McEwen draws a distinction between technical challenges, which simply require the necessary knowhow and procedures, and adaptive challenges, which require attitude adjustments. He says moving evidence-based principles into practice has faced greater challenges in culture change than anything else. For example, part of the “new normal” at DCFS will be using the Child Adolescent Needs Assessment (CANS), which McEwen describes as a strength assessment rather than a risk assessment.
“We’re really struggling with that,” McEwen says. “They’re so used to risk assessment. People have to change how they think, how they personally behave, how they feel about the population we serve.”

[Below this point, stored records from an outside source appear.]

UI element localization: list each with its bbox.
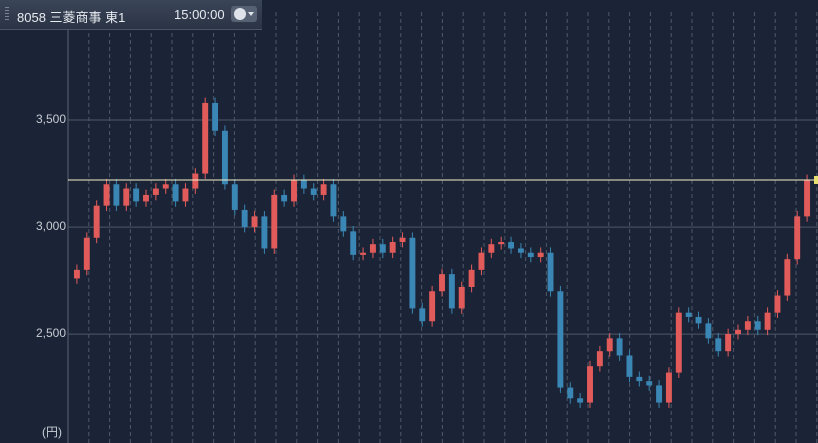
candle-body: [399, 237, 406, 243]
candle-body: [330, 184, 337, 217]
candle-body: [725, 334, 732, 352]
candle-body: [133, 188, 140, 202]
y-tick-label: 3,500: [36, 112, 66, 126]
candle-body: [508, 242, 515, 249]
info-button[interactable]: [231, 6, 257, 22]
candle-body: [281, 194, 288, 202]
symbol: 8058 三菱商事 東1: [17, 10, 126, 25]
candle-body: [488, 244, 495, 253]
header-bar: 8058 三菱商事 東1 15:00:00: [0, 0, 262, 30]
candle-body: [360, 252, 367, 255]
candle-body: [804, 179, 811, 217]
unit-label: (円): [42, 425, 62, 439]
candle-body: [340, 216, 347, 232]
candle-body: [744, 321, 751, 330]
candle-body: [103, 184, 110, 206]
candle-body: [439, 274, 445, 292]
candle-body: [113, 184, 120, 206]
candle-body: [320, 184, 327, 195]
candle-body: [192, 173, 199, 189]
candle-body: [221, 130, 228, 185]
candle-body: [271, 194, 278, 249]
candle-body: [646, 381, 653, 386]
candle-body: [241, 209, 248, 228]
candle-body: [656, 385, 663, 403]
candle-body: [231, 184, 238, 210]
candle-body: [685, 312, 692, 317]
candle-body: [695, 316, 702, 324]
candle-body: [557, 291, 564, 388]
candle-body: [537, 252, 544, 258]
candle-body: [754, 321, 761, 330]
candle-body: [300, 179, 307, 189]
candle-body: [616, 338, 623, 356]
candle-body: [478, 252, 485, 270]
candle-body: [498, 242, 505, 245]
candle-body: [73, 269, 80, 279]
candle-body: [567, 387, 574, 399]
candle-body: [626, 355, 633, 377]
candle-body: [774, 295, 781, 313]
candle-body: [291, 179, 297, 202]
y-tick-label: 3,000: [36, 219, 66, 233]
candle-body: [794, 216, 801, 260]
price-marker: [814, 175, 818, 184]
drag-handle[interactable]: [5, 7, 9, 22]
candle-body: [429, 291, 436, 322]
candle-body: [389, 242, 396, 253]
candle-body: [715, 338, 722, 352]
candle-body: [202, 102, 209, 174]
candle-body: [419, 308, 426, 322]
candle-body: [83, 237, 90, 270]
y-tick-label: 2,500: [36, 326, 66, 340]
candle-body: [735, 329, 741, 335]
candle-body: [350, 231, 357, 255]
candle-body: [527, 252, 534, 258]
time: 15:00:00: [174, 7, 225, 22]
candle-body: [547, 252, 554, 292]
candle-body: [764, 312, 771, 330]
candle-body: [152, 188, 159, 195]
candle-body: [587, 366, 593, 403]
candle-body: [636, 376, 643, 382]
candle-body: [448, 274, 455, 309]
candle-body: [212, 102, 219, 131]
candle-body: [784, 259, 791, 296]
candle-body: [251, 216, 258, 228]
candle-body: [162, 184, 169, 189]
candle-body: [172, 184, 179, 202]
plot-area: [68, 0, 818, 443]
candle-body: [675, 312, 682, 373]
candle-body: [409, 237, 416, 309]
candle-body: [517, 248, 524, 253]
candle-body: [379, 244, 386, 253]
candle-body: [143, 194, 149, 202]
candle-body: [182, 188, 189, 202]
candle-body: [123, 188, 130, 206]
candle-body: [665, 372, 672, 403]
candle-body: [310, 188, 317, 195]
candle-body: [596, 351, 603, 367]
candle-body: [705, 323, 712, 339]
candle-body: [458, 286, 465, 309]
candle-body: [369, 244, 376, 253]
candle-body: [93, 205, 100, 238]
candle-body: [606, 338, 613, 352]
candle-body: [577, 398, 584, 403]
candle-body: [468, 269, 475, 287]
candle-body: [261, 216, 268, 249]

Kane says investigators are always skeptical when someone mentions training. The OIG’s office got pushback, for example, when they introduced the new form, which prompts communication between the family’s physician and the investigator about the circumstances of the injury and problems the family may be facing such as domestic violence. “By the time we finished the training, everybody knew the form was there to stay,” she says. “I don’t blame workers; it’s yet another form. All I can say is, ‘We’ve added one more set of eyes to that kid’s future.’”
Rooney’s main obstacle in training workers is also cultural rather than financial. “My evolving view of evidence-based practice is that we cannot afford to present it from an ivory tower, as if there’s a special kind of knowledge that the university has that is universally applicable in agencies,” he says. “That approach is likely to stimulate resistance among staff and agencies. The key is collaboration with agencies around their perceptions of what their problems are.”

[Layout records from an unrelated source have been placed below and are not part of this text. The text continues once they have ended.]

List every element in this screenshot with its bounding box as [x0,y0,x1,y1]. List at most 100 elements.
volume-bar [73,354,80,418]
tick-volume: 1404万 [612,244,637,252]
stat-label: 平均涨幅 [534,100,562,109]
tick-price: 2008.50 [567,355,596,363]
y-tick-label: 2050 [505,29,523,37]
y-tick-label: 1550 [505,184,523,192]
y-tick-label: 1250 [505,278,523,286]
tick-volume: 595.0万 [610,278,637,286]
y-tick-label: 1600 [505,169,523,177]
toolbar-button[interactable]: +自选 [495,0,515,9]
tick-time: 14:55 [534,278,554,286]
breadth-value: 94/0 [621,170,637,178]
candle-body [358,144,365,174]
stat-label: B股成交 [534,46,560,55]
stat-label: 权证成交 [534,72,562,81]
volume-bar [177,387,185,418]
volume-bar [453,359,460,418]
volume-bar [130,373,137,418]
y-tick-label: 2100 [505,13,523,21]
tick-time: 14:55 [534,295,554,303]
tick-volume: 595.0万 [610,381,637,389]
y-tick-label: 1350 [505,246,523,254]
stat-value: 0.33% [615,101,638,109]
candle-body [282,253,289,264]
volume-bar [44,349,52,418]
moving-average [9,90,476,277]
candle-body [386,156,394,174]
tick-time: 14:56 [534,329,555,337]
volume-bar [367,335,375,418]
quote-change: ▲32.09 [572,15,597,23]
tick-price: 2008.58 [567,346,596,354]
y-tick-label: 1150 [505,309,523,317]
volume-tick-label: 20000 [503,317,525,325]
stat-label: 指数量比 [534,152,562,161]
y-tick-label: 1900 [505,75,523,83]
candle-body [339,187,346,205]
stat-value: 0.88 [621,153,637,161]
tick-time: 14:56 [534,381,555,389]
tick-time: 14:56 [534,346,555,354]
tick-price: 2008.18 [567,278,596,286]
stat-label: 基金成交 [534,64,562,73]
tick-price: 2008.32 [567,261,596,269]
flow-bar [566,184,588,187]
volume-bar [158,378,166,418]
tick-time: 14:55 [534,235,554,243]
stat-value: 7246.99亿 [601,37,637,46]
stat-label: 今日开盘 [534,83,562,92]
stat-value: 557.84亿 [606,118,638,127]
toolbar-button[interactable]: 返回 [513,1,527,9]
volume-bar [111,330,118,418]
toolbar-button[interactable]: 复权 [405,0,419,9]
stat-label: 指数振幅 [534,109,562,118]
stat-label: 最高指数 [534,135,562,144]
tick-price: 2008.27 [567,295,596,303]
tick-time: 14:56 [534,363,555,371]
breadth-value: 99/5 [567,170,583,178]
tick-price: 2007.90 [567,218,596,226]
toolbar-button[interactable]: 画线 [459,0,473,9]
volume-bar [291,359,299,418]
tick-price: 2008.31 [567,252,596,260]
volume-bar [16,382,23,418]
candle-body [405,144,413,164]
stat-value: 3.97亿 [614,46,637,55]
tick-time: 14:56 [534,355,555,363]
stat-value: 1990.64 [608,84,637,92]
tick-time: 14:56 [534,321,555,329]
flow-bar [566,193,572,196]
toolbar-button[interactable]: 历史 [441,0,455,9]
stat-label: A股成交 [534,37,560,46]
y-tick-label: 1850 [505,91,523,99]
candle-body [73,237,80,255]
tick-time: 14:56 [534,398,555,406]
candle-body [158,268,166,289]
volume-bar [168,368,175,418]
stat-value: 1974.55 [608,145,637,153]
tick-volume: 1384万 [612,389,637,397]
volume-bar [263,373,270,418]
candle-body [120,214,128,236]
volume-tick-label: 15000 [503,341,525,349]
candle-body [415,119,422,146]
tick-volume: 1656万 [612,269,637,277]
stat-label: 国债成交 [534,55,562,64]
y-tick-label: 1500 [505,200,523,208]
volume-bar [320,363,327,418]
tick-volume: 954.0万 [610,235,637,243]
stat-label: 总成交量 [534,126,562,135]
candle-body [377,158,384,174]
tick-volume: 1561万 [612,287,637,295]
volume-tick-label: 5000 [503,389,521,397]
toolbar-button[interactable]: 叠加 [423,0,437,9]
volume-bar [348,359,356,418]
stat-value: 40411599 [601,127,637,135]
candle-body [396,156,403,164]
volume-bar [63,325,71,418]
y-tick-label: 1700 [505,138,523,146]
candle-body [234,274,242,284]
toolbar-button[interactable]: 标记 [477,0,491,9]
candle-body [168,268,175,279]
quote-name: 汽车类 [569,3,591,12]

Bellamy says that while there’s a lot of research on evidence-based practice, there’s relatively little research on how it is implemented in the real world. “The researchers usually say the social service providers have barriers to implementation. And providers are saying it’s the researchers who need to make adjustment to their research to fit practice,” she says.
In the end, training is just the first step in changing organizational culture and practices. “Training alone isn’t enough,” Rzepnicki says. “It doesn’t sustain your [changed] practices over the long run. Supervisors and their staff will function best in an environment where value is placed on learning from mistakes and good work is supported.”